She flushed a little. “I like to hear that. My father would have liked it. What makes you say it?”

“It’s—it’s your honesty, I think. There’s a quality of frankness about you that could be—well, almost brutal, I think. Do you know what I mean?”

“I suppose I am a crank. That is American enough, is it not?” she laughed. “A crank about the truth. I hate anything that even suggests a lie, or a dodging, or an evasion. So perhaps I should not like your newspaper profession.”

“But that’s just it!” he cried eagerly. “If one had a paper of one’s own, he could make his own rules for the game.”

“If he were big enough—and brave enough.”
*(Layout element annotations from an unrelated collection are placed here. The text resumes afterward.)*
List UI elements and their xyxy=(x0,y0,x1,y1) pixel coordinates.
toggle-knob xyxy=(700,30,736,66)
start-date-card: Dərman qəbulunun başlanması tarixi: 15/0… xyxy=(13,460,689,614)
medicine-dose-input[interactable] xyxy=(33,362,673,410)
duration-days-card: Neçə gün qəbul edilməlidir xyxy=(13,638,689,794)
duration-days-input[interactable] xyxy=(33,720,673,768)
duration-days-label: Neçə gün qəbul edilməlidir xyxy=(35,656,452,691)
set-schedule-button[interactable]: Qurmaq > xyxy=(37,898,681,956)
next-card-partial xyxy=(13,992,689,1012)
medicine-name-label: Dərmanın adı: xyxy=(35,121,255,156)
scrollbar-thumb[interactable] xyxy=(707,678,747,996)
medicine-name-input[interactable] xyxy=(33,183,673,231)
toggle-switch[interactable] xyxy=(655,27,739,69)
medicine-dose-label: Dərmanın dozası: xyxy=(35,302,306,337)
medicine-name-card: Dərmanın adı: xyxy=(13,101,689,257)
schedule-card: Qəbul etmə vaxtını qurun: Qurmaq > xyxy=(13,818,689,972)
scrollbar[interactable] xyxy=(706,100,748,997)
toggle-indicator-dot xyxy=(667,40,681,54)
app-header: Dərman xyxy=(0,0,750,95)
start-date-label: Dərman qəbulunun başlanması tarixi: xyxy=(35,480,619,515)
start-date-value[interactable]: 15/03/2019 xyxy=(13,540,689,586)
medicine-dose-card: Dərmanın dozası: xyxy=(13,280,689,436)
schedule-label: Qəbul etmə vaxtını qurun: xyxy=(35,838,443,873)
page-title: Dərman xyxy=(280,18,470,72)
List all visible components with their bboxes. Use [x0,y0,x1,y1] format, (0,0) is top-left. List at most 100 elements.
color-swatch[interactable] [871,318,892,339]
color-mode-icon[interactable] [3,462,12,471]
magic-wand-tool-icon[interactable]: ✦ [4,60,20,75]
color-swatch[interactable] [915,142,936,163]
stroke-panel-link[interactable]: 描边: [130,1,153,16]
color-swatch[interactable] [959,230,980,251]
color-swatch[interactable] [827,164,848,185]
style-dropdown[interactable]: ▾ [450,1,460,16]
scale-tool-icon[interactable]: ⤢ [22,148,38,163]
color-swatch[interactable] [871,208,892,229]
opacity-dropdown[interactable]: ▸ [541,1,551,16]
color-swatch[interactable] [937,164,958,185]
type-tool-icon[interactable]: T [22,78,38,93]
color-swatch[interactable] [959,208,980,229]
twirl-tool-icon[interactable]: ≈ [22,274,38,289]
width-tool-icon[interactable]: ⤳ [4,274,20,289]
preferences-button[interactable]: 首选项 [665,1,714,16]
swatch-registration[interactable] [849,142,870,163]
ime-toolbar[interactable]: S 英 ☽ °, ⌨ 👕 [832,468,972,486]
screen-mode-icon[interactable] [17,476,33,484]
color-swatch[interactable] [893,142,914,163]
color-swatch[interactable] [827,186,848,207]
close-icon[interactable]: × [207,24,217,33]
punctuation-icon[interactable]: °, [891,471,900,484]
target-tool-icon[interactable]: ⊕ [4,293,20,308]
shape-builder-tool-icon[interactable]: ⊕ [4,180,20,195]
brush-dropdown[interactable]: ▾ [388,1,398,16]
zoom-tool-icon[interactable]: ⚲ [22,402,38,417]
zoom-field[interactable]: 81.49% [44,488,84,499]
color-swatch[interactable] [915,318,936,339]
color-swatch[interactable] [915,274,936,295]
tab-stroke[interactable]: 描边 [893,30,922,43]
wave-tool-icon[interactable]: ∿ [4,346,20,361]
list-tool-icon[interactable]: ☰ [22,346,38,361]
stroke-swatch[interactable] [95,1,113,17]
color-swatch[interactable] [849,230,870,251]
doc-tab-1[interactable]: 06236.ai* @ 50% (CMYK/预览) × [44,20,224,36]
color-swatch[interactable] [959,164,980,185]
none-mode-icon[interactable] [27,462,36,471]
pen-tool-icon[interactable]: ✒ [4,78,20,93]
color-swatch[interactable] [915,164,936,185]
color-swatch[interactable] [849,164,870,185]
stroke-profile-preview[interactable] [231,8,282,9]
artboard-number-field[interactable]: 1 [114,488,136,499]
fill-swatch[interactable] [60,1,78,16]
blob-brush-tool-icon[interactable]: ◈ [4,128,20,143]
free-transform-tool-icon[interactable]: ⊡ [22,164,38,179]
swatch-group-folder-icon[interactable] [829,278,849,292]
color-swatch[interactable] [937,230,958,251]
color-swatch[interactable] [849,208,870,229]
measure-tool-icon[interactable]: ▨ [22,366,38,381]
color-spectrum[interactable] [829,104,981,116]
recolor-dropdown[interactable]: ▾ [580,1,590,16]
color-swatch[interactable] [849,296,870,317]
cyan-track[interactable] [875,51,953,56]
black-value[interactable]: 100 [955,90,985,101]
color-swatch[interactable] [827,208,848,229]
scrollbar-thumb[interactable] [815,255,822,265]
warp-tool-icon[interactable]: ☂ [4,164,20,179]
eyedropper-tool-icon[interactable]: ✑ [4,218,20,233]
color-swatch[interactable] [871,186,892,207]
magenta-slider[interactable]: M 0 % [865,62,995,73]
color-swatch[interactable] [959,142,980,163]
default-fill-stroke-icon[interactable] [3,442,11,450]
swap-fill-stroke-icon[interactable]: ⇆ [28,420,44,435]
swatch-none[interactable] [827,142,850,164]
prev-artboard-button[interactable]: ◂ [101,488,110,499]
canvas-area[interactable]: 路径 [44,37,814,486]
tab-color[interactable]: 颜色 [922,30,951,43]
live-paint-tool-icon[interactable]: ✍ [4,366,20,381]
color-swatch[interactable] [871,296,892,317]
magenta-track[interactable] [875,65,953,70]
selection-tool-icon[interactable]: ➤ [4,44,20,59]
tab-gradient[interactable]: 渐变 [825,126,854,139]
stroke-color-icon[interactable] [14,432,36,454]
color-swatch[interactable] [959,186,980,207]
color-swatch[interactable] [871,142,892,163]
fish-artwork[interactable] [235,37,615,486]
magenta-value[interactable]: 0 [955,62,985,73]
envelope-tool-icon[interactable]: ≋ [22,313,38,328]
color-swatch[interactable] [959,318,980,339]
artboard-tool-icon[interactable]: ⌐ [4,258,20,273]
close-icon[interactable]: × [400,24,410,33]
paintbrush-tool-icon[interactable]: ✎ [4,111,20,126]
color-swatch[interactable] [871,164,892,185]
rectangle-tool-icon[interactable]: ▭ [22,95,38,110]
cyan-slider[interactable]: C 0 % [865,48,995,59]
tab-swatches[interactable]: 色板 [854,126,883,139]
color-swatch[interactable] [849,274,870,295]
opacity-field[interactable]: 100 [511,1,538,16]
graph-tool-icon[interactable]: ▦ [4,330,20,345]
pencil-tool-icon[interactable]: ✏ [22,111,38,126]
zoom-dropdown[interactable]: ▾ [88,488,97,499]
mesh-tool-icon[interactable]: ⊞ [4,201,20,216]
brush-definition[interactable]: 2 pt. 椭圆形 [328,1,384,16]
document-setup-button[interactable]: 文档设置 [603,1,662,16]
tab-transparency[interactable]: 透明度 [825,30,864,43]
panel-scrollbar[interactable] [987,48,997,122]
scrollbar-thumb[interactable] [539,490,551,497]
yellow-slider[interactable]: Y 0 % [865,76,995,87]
“Brave enough,” he repeated. “Eli Wade said that about you, too. Reading your character from your shoes, you know. That you had courage and honesty. I think he thought it a rare thing in a woman.”

“It is not,” she flashed. “But if I have, it is no credit to me. I have wholly loved and trusted only one person on earth. That was my father, and he was the soul of truth. So, some of my friends laugh at me a little and think me a crank, because I have—what do you Americans—we Americans say?—no use for any one whom I cannot wholly trust.”

“And you would be hard, too,” he said.

“Perhaps. If I were, it would be because I could not help it. I think that I do things because something inside makes me before I have even time to consider, sometimes.”

“Like your standing up alone at the Federated German meeting. By the way, I brought my story of it for you to read.”